Il rapporto della Commissione energia spiega che per compensare le perdite sui mercati europei la Russia dovrebbe aumentare i consumi interni (che invece sono in calo) usando più gas nell’industria; aumentare la capacità di rigassificazione costruendo fino a 94 terminal di gas naturale liquefatto (Gnl) per arrivare a mercati altrimenti irraggiungibili; e costruire due gasdotti per collegare i giacimenti della Siberia occidentale alla Cina. Ma si tratta di progetti di medio-lungo periodo.Una sfida che peraltro appare quasi impossibile visto che, nel concreto, richiede enormi investimenti infrastrutturali mentre vengono a mancare le entrate dell’export e lo sviluppo di industrie diversificate e aperte al commercio internazionale in quella che ora è la nazione più sanzionata del mondo.

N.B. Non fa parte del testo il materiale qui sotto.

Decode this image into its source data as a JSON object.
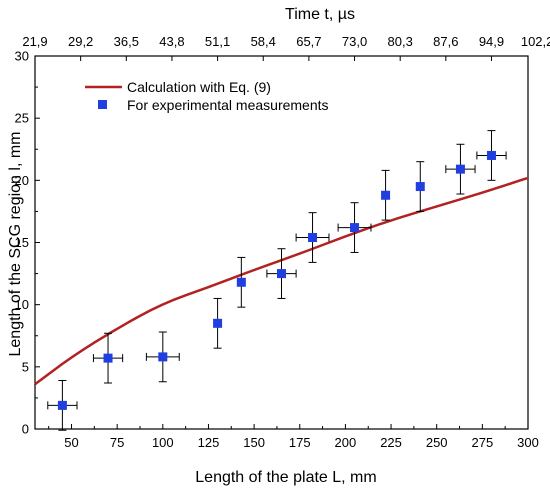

Attualmente il gas russo esportato fuori dei paesi della Csi – i paesi ex sovietici del Caucaso e dell’Asia centrale più la Bielorussia – passa nei gasdotti che attraversano l’Ucraina (Soyuz, Brotherood), la Turchia (Blue Stream, TurkStream) e la Cina (Power of Siberia). In base alle stime di Mosca, quest’anno il volume delle prime due rotte dovrebbe arrivare a circa 30 miliardi di metri cubi, mentre i volumi del gasdotto russo-cinese dovrebbero salire a 22 miliardi di metri cubi rispetto ai 15 miliardi dell’anno scorso. Per fare un confronto, nel 2021 la sola Gazprom ha esportato fuori della Csi oltre 185 miliardi di metri cuvi di gas: molto più del triplo di stime che oggi vengono considerate quasi ottimistiche.

Anche la produzione di Gnl, che l’anno scorso ha dato qualche soddisfazione a Mosca, è destinata a calare. Nel 2022 le esportazioni russe di Gnl sono aumentate del 9 per cento arrivando a 46 miliardi di metri cubi (quasi la metà in Europa), ma sarà difficile aumentarle o anche solo replicarle visto che le sanzioni hanno tagliato fuori la tecnologia e le aziende occidentali, che finora hanno svolto un ruolo chiave nello sviluppo del gnl russo.

Le prospettive sono cupe. L’anno scorso la Russia ha dovuto ridurre la produzione di gas del 13,4 per cento rispetto all’anno precedente, e secondo il Kommersant (il quotidiano del mondo degli affari russo), nel primo trimestre del 2023 la produzione è diminuita di un altro 10 per cento su base annua. A risentirne più di tutti è Gazprom, il colosso statale, che nel primo trimestre dell’anno ha ridotto la produzione di gas del 18 per cento. Nonostante i numeri molto negativi, dalle parti di Mosca si ostenta sicurezza. Dopo aver minacciato di lasciare l’Europa al freddo e al gelo,  Gazprom su Telegram preannuncia una difficoltà dei paesi europei nel riempire gli stoccaggi per questo inverno. La previsione è in realtà una vana speranza: quella di tornare a rifornire l’Europa occidentale. Con l’invasione dell’Ucraina Gazprom ha ormai definitivamente perso il suo principale e migliore mercato. 

Ripristinare gli stoccaggi effettivamente non sarà una passeggiata, potrbbero esserci delle criticità in caso di inverno rigido, ma l’Unione europea ha superato agilmente la stagione invernale 2022-23, che era la più critica, con un tasso di riempimento degli stoccaggi al 56 per cento (dato di fine marzo), ben al di sopra della media quinquennale del 34 per cento. Sono livelli record per la fine dell’inverno, una situazione di relativa sicurezza che si riflette anche nei prezzi. La guerra energetica della Russia all’Europa è durata meno di anno, e ora i rapporti di forza si sono ribaltati.